Face aux multiples problèmes qui se posaient pour la gestion d’un patrimoine culturel s’étendant sur plus de deux millions de kilomètres carrés, l’essentiel des activités menées par la jeune équipe d’archéologues algériens depuis 1965 a été consacré au renforcement de la protection des sites archéologiques afin d’éviter toute destruction ou pillage.

Les sites les plus importants, tels que Hippone ( Annaba), Khamissa, Thibilis (Announa), Tebessa, Timgad, Lambèse, Djemila, Sétif, Tipaza, Cherchel, ont été placés sous la surveillance de gardiens permanents.

Les grands mausolées de l’époque Numide et de l’époque Maurétanéenne, comme le Madracen, la « Soumaâ » du Khroub, le mausolée de Beni Rhinane à Siga, ont bénéficié également d’une protection et d’un gardiennage.

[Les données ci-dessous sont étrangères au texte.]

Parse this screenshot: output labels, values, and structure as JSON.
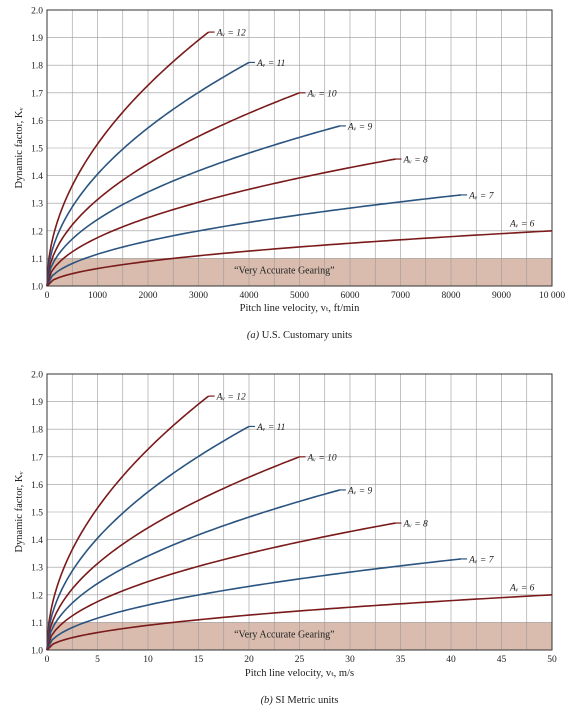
{
  "chart_data": [
    {
      "type": "line",
      "panel_id": "a",
      "caption_letter": "(a)",
      "caption_text": " U.S. Customary units",
      "xlabel": "Pitch line velocity, vₜ, ft/min",
      "ylabel": "Dynamic factor, Kᵥ",
      "xlim": [
        0,
        10000
      ],
      "ylim": [
        1.0,
        2.0
      ],
      "x_ticks": [
        0,
        1000,
        2000,
        3000,
        4000,
        5000,
        6000,
        7000,
        8000,
        9000,
        10000
      ],
      "x_tick_labels": [
        "0",
        "1000",
        "2000",
        "3000",
        "4000",
        "5000",
        "6000",
        "7000",
        "8000",
        "9000",
        "10 000"
      ],
      "y_ticks": [
        1.0,
        1.1,
        1.2,
        1.3,
        1.4,
        1.5,
        1.6,
        1.7,
        1.8,
        1.9,
        2.0
      ],
      "y_tick_labels": [
        "1.0",
        "1.1",
        "1.2",
        "1.3",
        "1.4",
        "1.5",
        "1.6",
        "1.7",
        "1.8",
        "1.9",
        "2.0"
      ],
      "grid": true,
      "shaded_region": {
        "label": "“Very Accurate Gearing”",
        "y_from": 1.0,
        "y_to": 1.1,
        "x_from": 0,
        "x_to": 10000,
        "color": "#d9bcae"
      },
      "series": [
        {
          "name": "Aᵥ = 12",
          "color": "#7a1a1a",
          "x_end": 3200,
          "y_end": 1.92
        },
        {
          "name": "Aᵥ = 11",
          "color": "#2b5580",
          "x_end": 4000,
          "y_end": 1.81
        },
        {
          "name": "Aᵥ = 10",
          "color": "#7a1a1a",
          "x_end": 5000,
          "y_end": 1.7
        },
        {
          "name": "Aᵥ = 9",
          "color": "#2b5580",
          "x_end": 5800,
          "y_end": 1.58
        },
        {
          "name": "Aᵥ = 8",
          "color": "#7a1a1a",
          "x_end": 6900,
          "y_end": 1.46
        },
        {
          "name": "Aᵥ = 7",
          "color": "#2b5580",
          "x_end": 8200,
          "y_end": 1.33
        },
        {
          "name": "Aᵥ = 6",
          "color": "#7a1a1a",
          "x_end": 10000,
          "y_end": 1.2
        }
      ]
    },
    {
      "type": "line",
      "panel_id": "b",
      "caption_letter": "(b)",
      "caption_text": " SI Metric units",
      "xlabel": "Pitch line velocity, vₜ, m/s",
      "ylabel": "Dynamic factor, Kᵥ",
      "xlim": [
        0,
        50
      ],
      "ylim": [
        1.0,
        2.0
      ],
      "x_ticks": [
        0,
        5,
        10,
        15,
        20,
        25,
        30,
        35,
        40,
        45,
        50
      ],
      "x_tick_labels": [
        "0",
        "5",
        "10",
        "15",
        "20",
        "25",
        "30",
        "35",
        "40",
        "45",
        "50"
      ],
      "y_ticks": [
        1.0,
        1.1,
        1.2,
        1.3,
        1.4,
        1.5,
        1.6,
        1.7,
        1.8,
        1.9,
        2.0
      ],
      "y_tick_labels": [
        "1.0",
        "1.1",
        "1.2",
        "1.3",
        "1.4",
        "1.5",
        "1.6",
        "1.7",
        "1.8",
        "1.9",
        "2.0"
      ],
      "grid": true,
      "shaded_region": {
        "label": "“Very Accurate Gearing”",
        "y_from": 1.0,
        "y_to": 1.1,
        "x_from": 0,
        "x_to": 50,
        "color": "#d9bcae"
      },
      "series": [
        {
          "name": "Aᵥ = 12",
          "color": "#7a1a1a",
          "x_end": 16,
          "y_end": 1.92
        },
        {
          "name": "Aᵥ = 11",
          "color": "#2b5580",
          "x_end": 20,
          "y_end": 1.81
        },
        {
          "name": "Aᵥ = 10",
          "color": "#7a1a1a",
          "x_end": 25,
          "y_end": 1.7
        },
        {
          "name": "Aᵥ = 9",
          "color": "#2b5580",
          "x_end": 29,
          "y_end": 1.58
        },
        {
          "name": "Aᵥ = 8",
          "color": "#7a1a1a",
          "x_end": 34.5,
          "y_end": 1.46
        },
        {
          "name": "Aᵥ = 7",
          "color": "#2b5580",
          "x_end": 41,
          "y_end": 1.33
        },
        {
          "name": "Aᵥ = 6",
          "color": "#7a1a1a",
          "x_end": 50,
          "y_end": 1.2
        }
      ]
    }
  ]
}
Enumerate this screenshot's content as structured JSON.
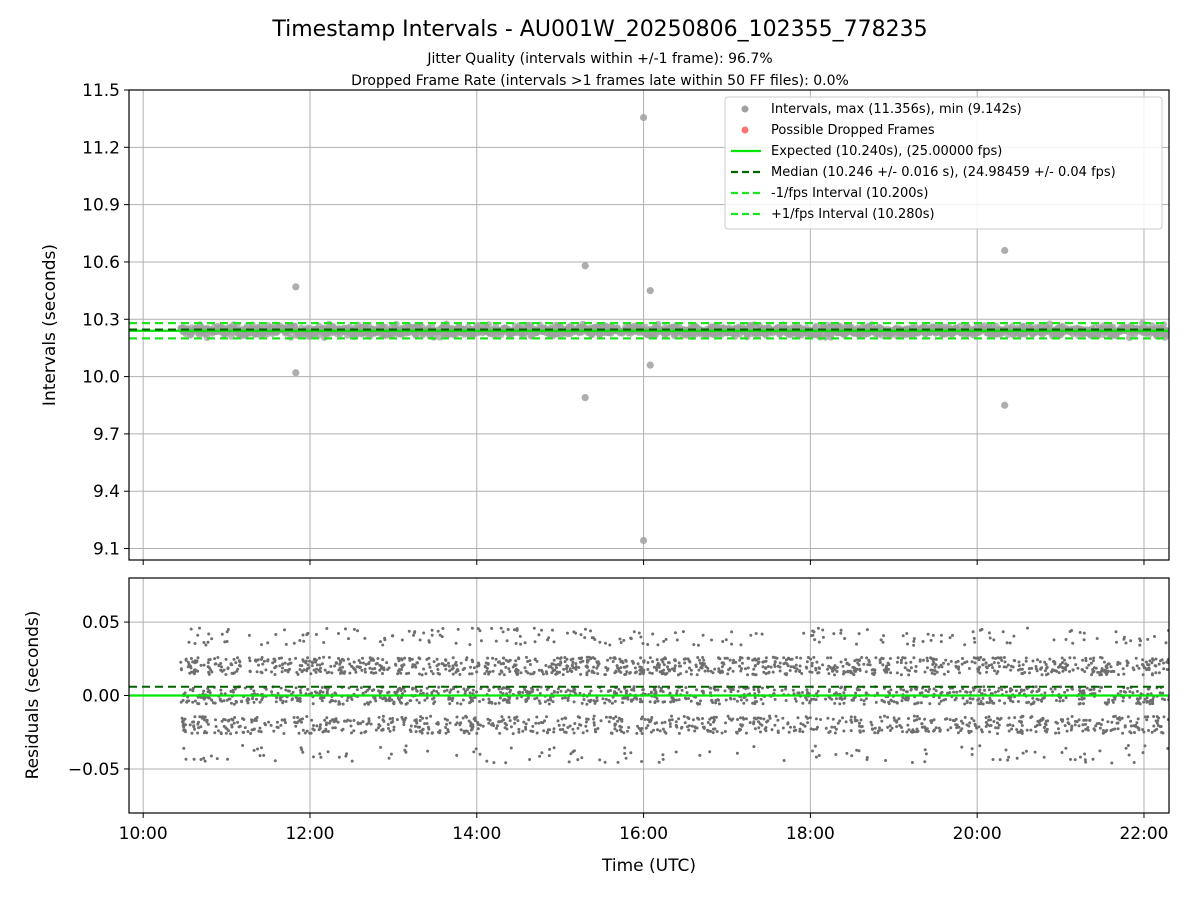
{
  "chart_data": [
    {
      "type": "scatter",
      "title": "Timestamp Intervals - AU001W_20250806_102355_778235",
      "subtitle_lines": [
        "Jitter Quality (intervals within +/-1 frame): 96.7%",
        "Dropped Frame Rate (intervals >1 frames late within 50 FF files): 0.0%"
      ],
      "ylabel": "Intervals (seconds)",
      "ylim": [
        9.04,
        11.5
      ],
      "xlim_hours": [
        9.83,
        22.3
      ],
      "yticks": [
        "9.1",
        "9.4",
        "9.7",
        "10.0",
        "10.3",
        "10.6",
        "10.9",
        "11.2",
        "11.5"
      ],
      "ytick_values": [
        9.1,
        9.4,
        9.7,
        10.0,
        10.3,
        10.6,
        10.9,
        11.2,
        11.5
      ],
      "grid": true,
      "legend_position": "top-right",
      "legend": [
        "Intervals, max (11.356s), min (9.142s)",
        "Possible Dropped Frames",
        "Expected (10.240s), (25.00000 fps)",
        "Median (10.246 +/- 0.016 s), (24.98459 +/- 0.04 fps)",
        "-1/fps Interval (10.200s)",
        "+1/fps Interval (10.280s)"
      ],
      "reference_lines": {
        "expected": 10.24,
        "median": 10.246,
        "minus_one_fps": 10.2,
        "plus_one_fps": 10.28
      },
      "band": {
        "center": 10.24,
        "spread": 0.03,
        "x_start_hours": 10.45,
        "x_end_hours": 22.3
      },
      "outliers": [
        {
          "x": 11.83,
          "y": 10.47
        },
        {
          "x": 11.83,
          "y": 10.02
        },
        {
          "x": 15.3,
          "y": 10.58
        },
        {
          "x": 15.3,
          "y": 9.89
        },
        {
          "x": 16.0,
          "y": 11.356
        },
        {
          "x": 16.0,
          "y": 9.142
        },
        {
          "x": 16.08,
          "y": 10.45
        },
        {
          "x": 16.08,
          "y": 10.06
        },
        {
          "x": 20.33,
          "y": 10.66
        },
        {
          "x": 20.33,
          "y": 9.85
        }
      ],
      "colors": {
        "intervals": "#a0a0a0",
        "dropped": "#ff5a5a",
        "expected": "#00e600",
        "median": "#006400",
        "fps_bounds": "#1ee61e"
      }
    },
    {
      "type": "scatter",
      "xlabel": "Time (UTC)",
      "ylabel": "Residuals (seconds)",
      "ylim": [
        -0.08,
        0.08
      ],
      "yticks": [
        "−0.05",
        "0.00",
        "0.05"
      ],
      "ytick_values": [
        -0.05,
        0.0,
        0.05
      ],
      "xticks": [
        "10:00",
        "12:00",
        "14:00",
        "16:00",
        "18:00",
        "20:00",
        "22:00"
      ],
      "xtick_values": [
        10,
        12,
        14,
        16,
        18,
        20,
        22
      ],
      "grid": true,
      "median_residual": 0.006,
      "expected_residual": 0.0,
      "residual_levels": [
        0.02,
        0.0,
        -0.02,
        0.04,
        -0.04
      ],
      "point_color": "#6e6e6e"
    }
  ]
}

Si l’on s’en tient uniquement à la période antique, il est possible d’affirmer qu’au cours des quarante dernières années, la politique de recherches en archéologie est restée relativement empirique, d’une part à cause de l’insuffisance du personnel scientifique et d’autre part de l’absence de tradition nationale dans ce domaine.

Il existe en Algérie, tant de monuments qui attendent d’être publiés, et quantités d’objets qui « dorment » depuis des décennies dans les réserves des musées nationaux et municipaux, sans avoir fait l’objet d’une étude scientifique et d’une publication, qu’il a été plus sage de ne pas multiplier les programmes de fouilles archéologiques et de s’atteler plutôt à la publication des inédits47. En effet, comme le rappelait Paul Albert Février dans son dernier rapport en qualité d’inspecteur des Antiquités de l’Algérie en 1967, « celui qui étudie un texte ou même un monument peut le regarder sans l’endommager, celui qui fouille détruit au fur et à mesure de son avance une grande part de ce qu’il voit, et il ne peut faire autrement : une stratigraphie n’existe qu’un temps, le temps d’un regard ».

Pour conclure, nous dirons que c’est cette variété de cultures et cette diversité de trésors, d’arts et d’architecture et l’Antiquité qui font la richesse du patrimoine culturel de l’Algérie.